Nope… Throwing Thread.pass/Thread#run in various places didn’t seem
to significantly improve over the Ruby linked list implementation.

Maybe this is worth revisiting: Feature #3620: Add Queue, SIzedQueue and ConditionVariable implementations in C in addition to ruby ones - Ruby master - Ruby Issue Tracking System

Joel_VanderWerf · December 19, 2011, 12:10am

On Fri, Dec 16, 2011 at 4:27 PM, Eric W. [email protected]
wrote:

are some improvements to the Ruby-only version Queue that can be
fixed.

FWIW, JRuby’s Queue is implemented in Java, primarily because we it’s
faster to use Java’s synchronization primitives directly. And indeed,
it uses a LinkedList.

Charlie

Joel_VanderWerf · June 26, 2012, 9:50am

Peter Z. wrote in post #1037082:

Eric W. писал 17.12.2011 03:05:

I wonder if we can make a more efficient Array by making it a circular buffer,
so that #shift and #pop would always be O(1), and #unshift and #push
be
O(n) only if the array grows bigger. Are there any implications I
don’t see?

It would require a lot of changes to existing C code in both Ruby
itself
and C extensions that depend on RARRAY_PTR().

Yes, RARRAY_PTR will break. This is unacceptable.

Well, I actually did it, see array.c: steel shared array's container when ARY_SHARED_NUM == 1 by funny-falcon · Pull Request #133 · ruby/ruby · GitHub
(corresponding issue Feature #6638: Array as queue - Ruby master - Ruby Issue Tracking System )
and see tests here Test patch for increasing "array as queue" speed · GitHub

And it doesn’t break RARRAY_PTR() cause Array#shift already moves array
to shared copy, I just used that fact in a full way.

Strictly speaking, it still some times do whole memmove, but very very
rare, so that it could be considered as real circular buffer in
practice.

I’ve only implemented it for #push/#shift pattern, cause most libraries
actually use it. But it could be extended for #unshift/#pop as well.

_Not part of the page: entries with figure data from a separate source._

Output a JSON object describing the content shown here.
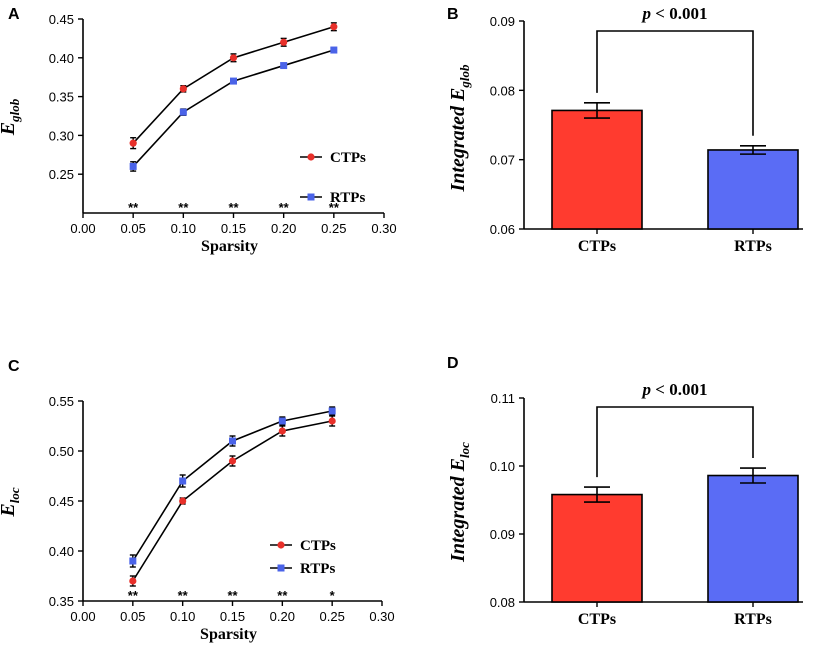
{
  "chart_data": [
    {
      "panel": "A",
      "type": "line",
      "xlabel": "Sparsity",
      "ylabel_base": "E",
      "ylabel_sub": "glob",
      "xlim": [
        0.0,
        0.3
      ],
      "ylim": [
        0.2,
        0.45
      ],
      "xticks": [
        "0.00",
        "0.05",
        "0.10",
        "0.15",
        "0.20",
        "0.25",
        "0.30"
      ],
      "yticks": [
        "0.25",
        "0.30",
        "0.35",
        "0.40",
        "0.45"
      ],
      "x": [
        0.05,
        0.1,
        0.15,
        0.2,
        0.25
      ],
      "series": [
        {
          "name": "CTPs",
          "color": "#e8302a",
          "marker": "circle",
          "values": [
            0.29,
            0.36,
            0.4,
            0.42,
            0.44
          ],
          "errors": [
            0.007,
            0.004,
            0.005,
            0.005,
            0.005
          ]
        },
        {
          "name": "RTPs",
          "color": "#4a63e8",
          "marker": "square",
          "values": [
            0.26,
            0.33,
            0.37,
            0.39,
            0.41
          ],
          "errors": [
            0.006,
            0.004,
            0.002,
            0.002,
            0.002
          ]
        }
      ],
      "significance": [
        "**",
        "**",
        "**",
        "**",
        "**"
      ],
      "legend_position": "right"
    },
    {
      "panel": "B",
      "type": "bar",
      "ylabel_base": "Integrated E",
      "ylabel_sub": "glob",
      "categories": [
        "CTPs",
        "RTPs"
      ],
      "values": [
        0.0771,
        0.0714
      ],
      "errors": [
        0.0011,
        0.0006
      ],
      "colors": [
        "#ff3b2f",
        "#5a6cf5"
      ],
      "ylim": [
        0.06,
        0.09
      ],
      "yticks": [
        "0.06",
        "0.07",
        "0.08",
        "0.09"
      ],
      "annotation": "p < 0.001",
      "annotation_p": "p",
      "annotation_rest": " < 0.001"
    },
    {
      "panel": "C",
      "type": "line",
      "xlabel": "Sparsity",
      "ylabel_base": "E",
      "ylabel_sub": "loc",
      "xlim": [
        0.0,
        0.3
      ],
      "ylim": [
        0.35,
        0.55
      ],
      "xticks": [
        "0.00",
        "0.05",
        "0.10",
        "0.15",
        "0.20",
        "0.25",
        "0.30"
      ],
      "yticks": [
        "0.35",
        "0.40",
        "0.45",
        "0.50",
        "0.55"
      ],
      "x": [
        0.05,
        0.1,
        0.15,
        0.2,
        0.25
      ],
      "series": [
        {
          "name": "CTPs",
          "color": "#e8302a",
          "marker": "circle",
          "values": [
            0.37,
            0.45,
            0.49,
            0.52,
            0.53
          ],
          "errors": [
            0.005,
            0.003,
            0.005,
            0.005,
            0.005
          ]
        },
        {
          "name": "RTPs",
          "color": "#4a63e8",
          "marker": "square",
          "values": [
            0.39,
            0.47,
            0.51,
            0.53,
            0.54
          ],
          "errors": [
            0.006,
            0.006,
            0.005,
            0.004,
            0.004
          ]
        }
      ],
      "significance": [
        "**",
        "**",
        "**",
        "**",
        "*"
      ],
      "legend_position": "center"
    },
    {
      "panel": "D",
      "type": "bar",
      "ylabel_base": "Integrated E",
      "ylabel_sub": "loc",
      "categories": [
        "CTPs",
        "RTPs"
      ],
      "values": [
        0.0958,
        0.0986
      ],
      "errors": [
        0.0011,
        0.0011
      ],
      "colors": [
        "#ff3b2f",
        "#5a6cf5"
      ],
      "ylim": [
        0.08,
        0.11
      ],
      "yticks": [
        "0.08",
        "0.09",
        "0.10",
        "0.11"
      ],
      "annotation": "p < 0.001",
      "annotation_p": "p",
      "annotation_rest": " < 0.001"
    }
  ]
}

Sokolov Yura aka funny-falcon

Joel_VanderWerf · June 26, 2012, 11:35am

Ok, I’ve updated patch, and now array is a real circular buffer both
with
#push/#shift pattern and #unshift/#pop pattern

patch for 1.9.3 and tests are here Test patch for increasing "array as queue" speed · GitHub
pull request array.c: steel shared array's container when ARY_SHARED_NUM == 1 by funny-falcon · Pull Request #133 · ruby/ruby · GitHub
issue Feature #6638: Array as queue - Ruby master - Ruby Issue Tracking System

Sokolov Yura aka funny-falcon